Roy Halladay's widow delivered a brave and emotional eulogy for her husband

Just one week after her husband died in a shocking plane crash, Brandy Halladay stood before the baseball world and eulogized Roy Halladay with a brave and emotional speech that won’t soon be forgotten.

Alternating between tears and laughter, nostalgia and regret, Brandy Halladay’s 18-minute eulogy on Tuesday was nothing short of riveting. From recounting the uncertain early times in Roy’s career to the relative monotony of retirement, Brandy didn’t shy away from baring all of her feelings.

“I’m not sure how to be me without him,” Halladay tearfully admitted. “I didn’t know how big my heart was until I felt the amount of hurt in it with him gone.”

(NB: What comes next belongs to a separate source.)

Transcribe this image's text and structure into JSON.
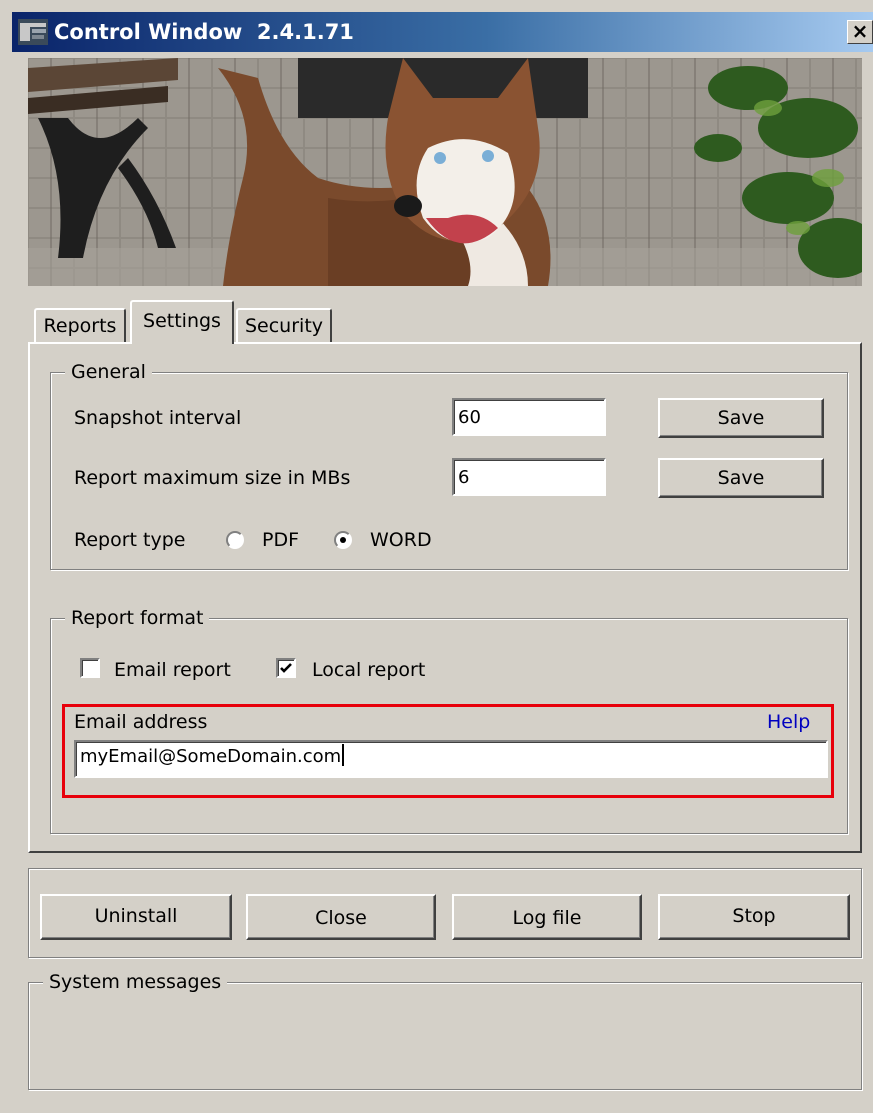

A former star pitcher with the Toronto Blue Jays and Philadelphia Phillies, Roy Halladay died at age 40 on Nov. 7 after his single-engine plane crashed in the Gulf of Mexico. Tuesday’s memorial service was held at the Phillies’ spring training ballpark in Clearwater, Fla., and featured a roster of speakers that included Halladay’s father Roy, former Phillies manager Charlie Manuel and former teammates Cole Hamels, Chase Utley and Chris Carpenter.

But while all of their stories perfectly captured the spirit and work ethic of the pitcher who will be inducted into the Hall of Fame one day, they quickly took a back seat to Brandy Halladay’s words as she closed out the service with her tribute.

Brandy Halladay, wife of late pitcher Roy Halladay, wipes her eyes while talking about her husband during an event honoring his life (Yong Kim/The Philadelphia Inquirer via AP)
Brandy Halladay, wife of late pitcher Roy Halladay, wipes her eyes while talking about her husband during an event honoring his life (Yong Kim/The Philadelphia Inquirer via AP)

“All eyes are on me and I’m really fortunate that I’ve gotten used to that feeling because I’ve been literally standing next to a man for 21 years that people could not take their eyes off of,” she said near the beginning. “He was awe-striking. He was beautiful, inside and out. Without saying a word, he always seemed to have the right thing to say. And when he did speak, people listened.”

Neither Brandy nor any of the other speakers spoke of the plane crash at any length. Brandy Halladay initially “fought hard” against her husband’s purchase of the Icon A5 plane early last month.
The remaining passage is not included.